Pityrosporum orbiculare is found on the skin of most people, where it does not usually cause problems. An overgrowth of the yeast leads to Pityriasis versicolor, and this more frequently occurs in association with increased sweating and sebum production. For this reason, Pityriasis versicolor is more common in warmer climates and in the summer months. Those who are most frequently affected by the condition include teenagers and people whose immune systems are affected by drugs or illnesses such as AIDS. Although it is a common disease, it is not possible to catch Pityriasis versicolor from another person.
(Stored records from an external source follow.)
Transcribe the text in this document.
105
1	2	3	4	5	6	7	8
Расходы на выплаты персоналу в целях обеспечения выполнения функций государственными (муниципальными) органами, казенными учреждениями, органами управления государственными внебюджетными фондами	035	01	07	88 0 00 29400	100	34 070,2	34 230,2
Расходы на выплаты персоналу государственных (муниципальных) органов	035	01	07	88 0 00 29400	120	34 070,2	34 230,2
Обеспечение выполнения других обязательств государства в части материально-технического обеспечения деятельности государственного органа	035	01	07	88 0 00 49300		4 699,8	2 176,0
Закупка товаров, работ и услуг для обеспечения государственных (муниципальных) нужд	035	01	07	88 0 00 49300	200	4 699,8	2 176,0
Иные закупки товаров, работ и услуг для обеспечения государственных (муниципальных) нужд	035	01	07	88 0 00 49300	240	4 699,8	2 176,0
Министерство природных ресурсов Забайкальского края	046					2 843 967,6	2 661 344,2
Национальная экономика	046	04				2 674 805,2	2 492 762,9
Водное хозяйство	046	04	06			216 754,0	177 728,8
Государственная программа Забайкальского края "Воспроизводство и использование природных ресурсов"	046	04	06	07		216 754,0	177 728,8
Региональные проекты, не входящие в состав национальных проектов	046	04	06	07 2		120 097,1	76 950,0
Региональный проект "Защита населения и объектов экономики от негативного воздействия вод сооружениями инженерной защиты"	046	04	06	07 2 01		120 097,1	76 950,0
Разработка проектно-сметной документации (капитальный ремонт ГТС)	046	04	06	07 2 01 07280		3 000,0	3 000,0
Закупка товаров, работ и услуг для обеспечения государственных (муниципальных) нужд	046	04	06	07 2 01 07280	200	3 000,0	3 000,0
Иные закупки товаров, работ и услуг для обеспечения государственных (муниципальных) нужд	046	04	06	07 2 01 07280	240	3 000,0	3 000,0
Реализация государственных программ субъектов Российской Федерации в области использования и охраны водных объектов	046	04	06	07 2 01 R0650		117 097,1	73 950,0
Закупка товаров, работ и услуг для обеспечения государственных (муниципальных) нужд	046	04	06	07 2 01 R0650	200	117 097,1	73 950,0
Diagnosis of Pityriasis versicolor involves distinguishing the condition from other fungal diseases with similar symptoms. A doctor may take scrapings of affected skin to examine under a microscope, to see if the Pityrosporum orbiculare yeast is present. In another test, infected areas of skin are viewed using a special light known as a Wood's light, which causes Pityrosporum orbiculare to glow green or yellow.
The first treatment option for Pityriasis versicolor is normally the application of an antifungal cream or lotion. Often this can take the form of a selenium sulphide or ketoconazole shampoo, which is spread over wet skin for ten minutes each day, for a total of ten days. Other methods of applying these shampoos exist and a doctor will be able to advise on the most suitable treatment course for an individual patient. Antifungal creams are sometimes used but they are less effective at covering large areas of skin.
If Pityriasis versicolor persists, a doctor might recommend a course of antifungal tablets. Following successful treatment, it is possible that any pale patches on the skin may take several months to fade. In some people, the infection tends to come back repeatedly, and they may need to take medication regularly to guard against recurrence. Fortunately, Pityriasis versicolor is not dangerous, but a rash of pale skin patches may look unsightly on darker skin.